Secondo Cristina Tajani, il silenzio sulle norme europee è complice: “È inaccettabile che, a mesi di distanza, il Ministero del Lavoro non abbia ancora chiarito come intenda recepire la Direttiva UE sulla presunzione di subordinazione. Non vorremmo che l’intenzione fosse quella di procedere con l’ennesimo esercizio di equilibrismo burocratico per tutelare i profitti delle piattaforme a scapito della dignità dei rider e dei lavoratori della logistica. L’innovazione senza diritti è solo schiavitù 4.0.”

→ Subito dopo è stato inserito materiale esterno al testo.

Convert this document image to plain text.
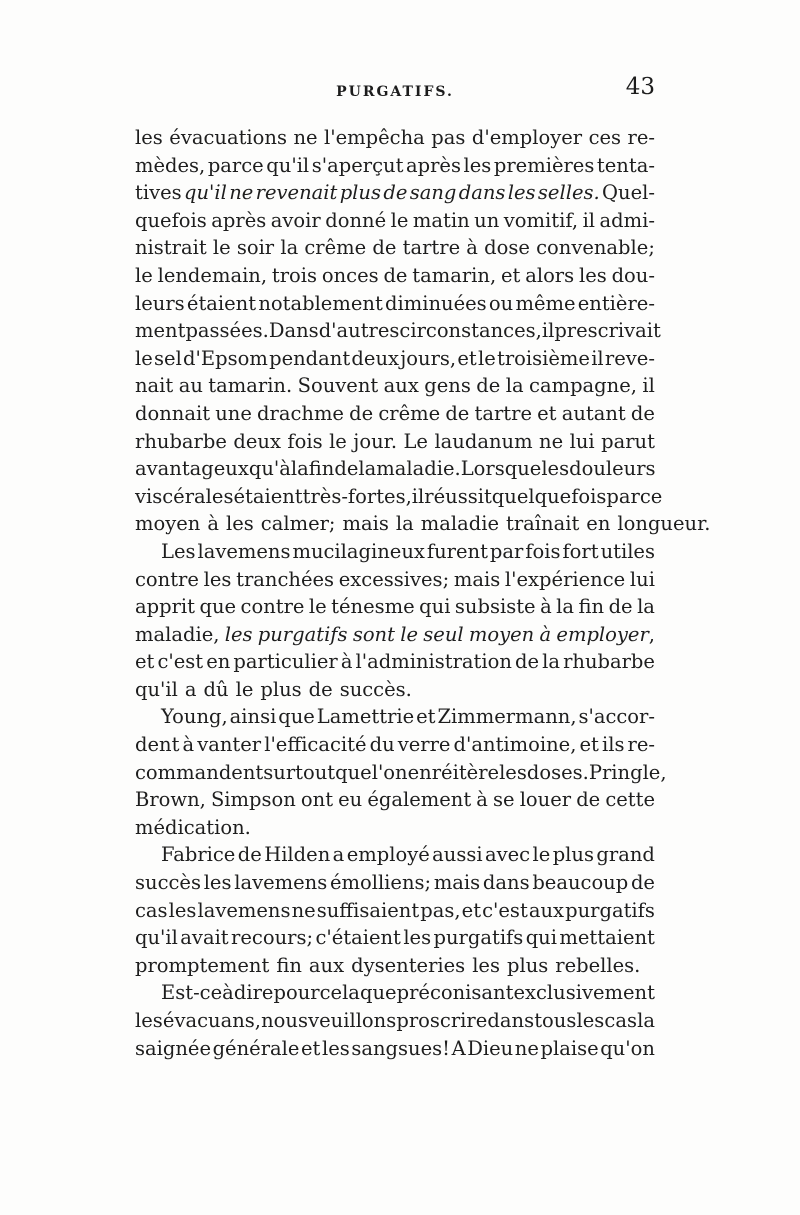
PURGATIFS.	43
les évacuations ne l'empêcha pas d'employer ces re-
mèdes, parce qu'il s'aperçut après les premières tenta-
tives qu'il ne revenait plus de sang dans les selles. Quel-
quefois après avoir donné le matin un vomitif, il admi-
nistrait le soir la crême de tartre à dose convenable;
le lendemain, trois onces de tamarin, et alors les dou-
leurs étaient notablement diminuées ou même entière-
ment passées. Dans d'autres circonstances, il prescrivait
le sel d'Epsom pendant deux jours, et le troisième il reve-
nait au tamarin. Souvent aux gens de la campagne, il
donnait une drachme de crême de tartre et autant de
rhubarbe deux fois le jour. Le laudanum ne lui parut
avantageux qu'à la fin de la maladie. Lorsque les douleurs
viscérales étaient très-fortes, il réussit quelquefois par ce
moyen à les calmer; mais la maladie traînait en longueur.
Les lavemens mucilagineux furent par fois fort utiles
contre les tranchées excessives; mais l'expérience lui
apprit que contre le ténesme qui subsiste à la fin de la
maladie, les purgatifs sont le seul moyen à employer,
et c'est en particulier à l'administration de la rhubarbe
qu'il a dû le plus de succès.
Young, ainsi que Lamettrie et Zimmermann, s'accor-
dent à vanter l'efficacité du verre d'antimoine, et ils re-
commandent surtout que l'on en réitère les doses. Pringle,
Brown, Simpson ont eu également à se louer de cette
médication.
Fabrice de Hilden a employé aussi avec le plus grand
succès les lavemens émolliens; mais dans beaucoup de
cas les lavemens ne suffisaient pas, et c'est aux purgatifs
qu'il avait recours; c'étaient les purgatifs qui mettaient
promptement fin aux dysenteries les plus rebelles.
Est-ce à dire pour cela que préconisant exclusivement
les évacuans, nous veuillons proscrire dans tous les cas la
saignée générale et les sangsues! A Dieu ne plaise qu'on
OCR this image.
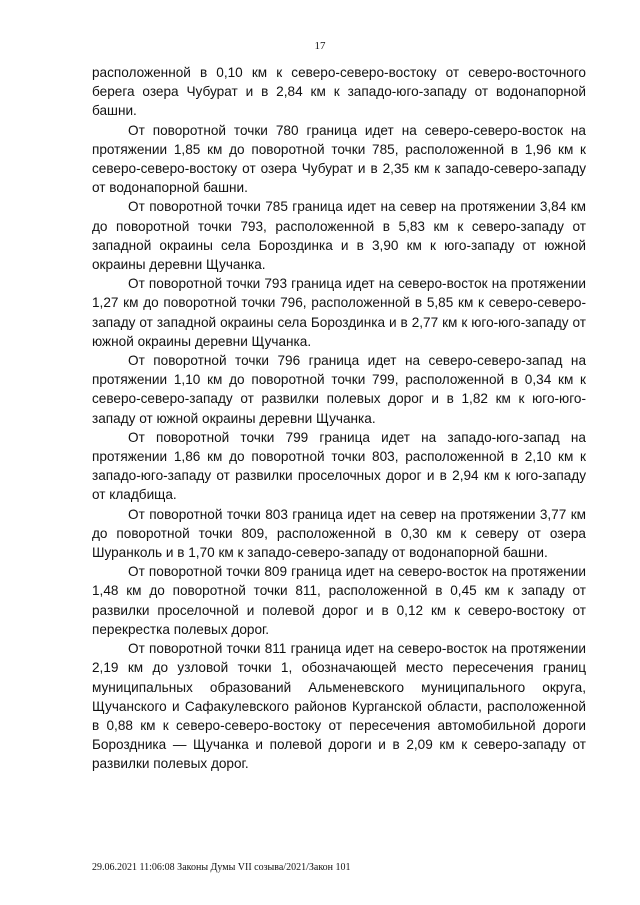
17

расположенной в 0,10 км к северо-северо-востоку от северо-восточного берега озера Чубурат и в 2,84 км к западо-юго-западу от водонапорной башни.

От поворотной точки 780 граница идет на северо-северо-восток на протяжении 1,85 км до поворотной точки 785, расположенной в 1,96 км к северо-северо-востоку от озера Чубурат и в 2,35 км к западо-северо-западу от водонапорной башни.

От поворотной точки 785 граница идет на север на протяжении 3,84 км до поворотной точки 793, расположенной в 5,83 км к северо-западу от западной окраины села Бороздинка и в 3,90 км к юго-западу от южной окраины деревни Щучанка.

От поворотной точки 793 граница идет на северо-восток на протяжении 1,27 км до поворотной точки 796, расположенной в 5,85 км к северо-северо-западу от западной окраины села Бороздинка и в 2,77 км к юго-юго-западу от южной окраины деревни Щучанка.

От поворотной точки 796 граница идет на северо-северо-запад на протяжении 1,10 км до поворотной точки 799, расположенной в 0,34 км к северо-северо-западу от развилки полевых дорог и в 1,82 км к юго-юго-западу от южной окраины деревни Щучанка.

От поворотной точки 799 граница идет на западо-юго-запад на протяжении 1,86 км до поворотной точки 803, расположенной в 2,10 км к западо-юго-западу от развилки проселочных дорог и в 2,94 км к юго-западу от кладбища.

От поворотной точки 803 граница идет на север на протяжении 3,77 км до поворотной точки 809, расположенной в 0,30 км к северу от озера Шуранколь и в 1,70 км к западо-северо-западу от водонапорной башни.

От поворотной точки 809 граница идет на северо-восток на протяжении 1,48 км до поворотной точки 811, расположенной в 0,45 км к западу от развилки проселочной и полевой дорог и в 0,12 км к северо-востоку от перекрестка полевых дорог.

От поворотной точки 811 граница идет на северо-восток на протяжении 2,19 км до узловой точки 1, обозначающей место пересечения границ муниципальных образований Альменевского муниципального округа, Щучанского и Сафакулевского районов Курганской области, расположенной в 0,88 км к северо-северо-востоку от пересечения автомобильной дороги Бороздника — Щучанка и полевой дороги и в 2,09 км к северо-западу от развилки полевых дорог.

29.06.2021 11:06:08 Законы Думы VII созыва/2021/Закон 101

La Senatrice ha riservato poi un affondo al Ministro delle Imprese e del Made in Italy: “Non meno grave è l’atteggiamento del Ministro Urso, che ai tavoli di crisi e di settore siede ormai regolarmente con le sigle dei sindacati pirata. È una scelta che insulta la storia delle relazioni industriali del nostro Paese e che ha sollevato la durissima reazione non solo dei sindacati maggiormente rappresentativi, ma delle stesse associazioni datoriali serie. Legittimare chi firma contratti al ribasso significa istituzionalizzare il dumping contrattuale e condannare l’Italia a una competizione verso il basso che distrugge la qualità e il valore del lavoro.”
“La transizione tecnologica e il prestigio del nostro marchio nazionale – ha concluso la senatrice dem – non possono essere il paravento dietro cui nascondere lo sfruttamento. La politica ha il dovere di scegliere da che parte stare: noi stiamo con chi lavora, non con chi specula sulla pelle degli invisibili.”